La fonction du prépuce est souvent sous-évaluée dans la sexualité. Souvent assimilé à un morceau de peau banal, il s’avère que le prépuce est la zone la plus innervée du sexe masculin. Avec la circoncision, l’homme perd la sensibilité du prépuce et d’une partie du gland (en effet, en l’absence de prépuce, la peau du gland s’épaissit et se durcit au contact avec l’air et les vêtements). Le prépuce joue également un rôle par son mouvement d’enroulement-déroulement dans la lubrification du vagin.

Si les conséquences sur la santé de la circoncision peuvent paraître moindre que l’excision, il ne faut pas sous-estimer son impact, car les appels que nous avons reçus ces dernières années au GAMS de la part d’hommes en souffrance nous montrent qu’elles sont réelles et qu’elles doivent être entendues.

L’équipe du GAMS Belgique est constituée de personnes d’origines et de cultures différentes. La circoncision est un sujet qui est régulièrement débattu au sein de l’association depuis 2014. A ce jour, il n’a pas été trouvé de point d’accord sur la question puisque les avis au sein de l’équipe varient en fonction des appartenances religieuses et culturelles de chacun, mais chaque membre de l’équipe a pu être confronté aux différents arguments pour et contre la circoncision lors des débats en équipe.

Si vous voulez avoir plus d’informations, nous vous conseillons de vous adresser à l’association Droit au Corps (http://www.droitaucorps.com/) qui pourvoit des informations de prévention, mais également un soutien aux hommes circoncis ou aux parents qui questionnent la pratique.

Il n’existe pas encore d’association de ce type en Belgique, mais le GAMS Belgique a commencé à collecter des informations pour renseigner au mieux les hommes circoncis en demande d’accompagnement.


1Auvert B, Taljaard D, Lagarde E, Sobngwi-Tambekou J, Sitta R, et al. (2005) Randomized, controlled intervention trial of male circumcision for reduction of HIV infection risk: The ANRS 1265 trial.

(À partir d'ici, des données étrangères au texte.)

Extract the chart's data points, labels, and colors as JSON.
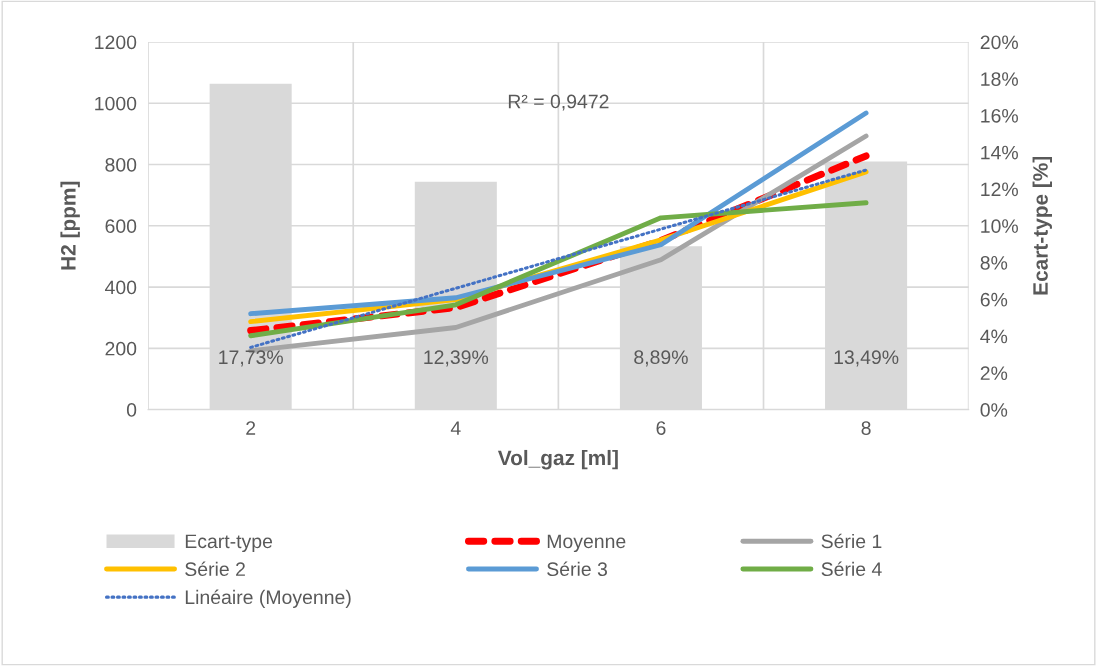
{
  "chart_data": {
    "type": "line",
    "xlabel": "Vol_gaz [ml]",
    "ylabel": "H2 [ppm]",
    "y2label": "Ecart-type [%]",
    "categories": [
      "2",
      "4",
      "6",
      "8"
    ],
    "series": [
      {
        "name": "Ecart-type",
        "type": "bar",
        "axis": "y2",
        "color": "#d9d9d9",
        "values": [
          17.73,
          12.39,
          8.89,
          13.49
        ],
        "value_labels": [
          "17,73%",
          "12,39%",
          "8,89%",
          "13,49%"
        ]
      },
      {
        "name": "Moyenne",
        "color": "#ff0000",
        "line_style": "dashed",
        "values": [
          258,
          333,
          552,
          828
        ]
      },
      {
        "name": "Série 1",
        "color": "#a5a5a5",
        "line_style": "solid",
        "values": [
          192,
          268,
          489,
          893
        ]
      },
      {
        "name": "Série 2",
        "color": "#ffc000",
        "line_style": "solid",
        "values": [
          287,
          359,
          554,
          776
        ]
      },
      {
        "name": "Série 3",
        "color": "#5b9bd5",
        "line_style": "solid",
        "values": [
          313,
          365,
          538,
          968
        ]
      },
      {
        "name": "Série 4",
        "color": "#70ad47",
        "line_style": "solid",
        "values": [
          241,
          342,
          626,
          675
        ]
      },
      {
        "name": "Linéaire (Moyenne)",
        "color": "#4472c4",
        "line_style": "dotted",
        "values": [
          203,
          396,
          589,
          782
        ]
      }
    ],
    "ylim": [
      0,
      1200
    ],
    "yticks": [
      0,
      200,
      400,
      600,
      800,
      1000,
      1200
    ],
    "y2lim": [
      0,
      20
    ],
    "y2ticks": [
      {
        "value": 0,
        "label": "0%"
      },
      {
        "value": 2,
        "label": "2%"
      },
      {
        "value": 4,
        "label": "4%"
      },
      {
        "value": 6,
        "label": "6%"
      },
      {
        "value": 8,
        "label": "8%"
      },
      {
        "value": 10,
        "label": "10%"
      },
      {
        "value": 12,
        "label": "12%"
      },
      {
        "value": 14,
        "label": "14%"
      },
      {
        "value": 16,
        "label": "16%"
      },
      {
        "value": 18,
        "label": "18%"
      },
      {
        "value": 20,
        "label": "20%"
      }
    ],
    "annotations": [
      "R² = 0,9472"
    ],
    "grid": true,
    "legend": "bottom",
    "marker": "none"
  }
}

PLoS Med 2:e298. 
Bailey RC, Moses S, Parker CB, et al. Male circumcision for HIV prevention in young men in Kisumu, Kenya: a randomised controlled trial. Lancet 2007;369:643-56.
Gray RH. Kigozi G, Serwadda D, et al. Male circumcision for HIV prevention in men in Rakai, Uganda: a randomised trial. Lancet 2007;369:557-66.

2Garenne M. Male circumcision and HIV control in Africa. PLoS Med 2006;3(1):e78.
Garenne M. (2008). Long-term population effect of male circumcision in generalized HIV epidemics in sub-Saharan Africa. African Journal of AIDS Research; 7(1):1-8.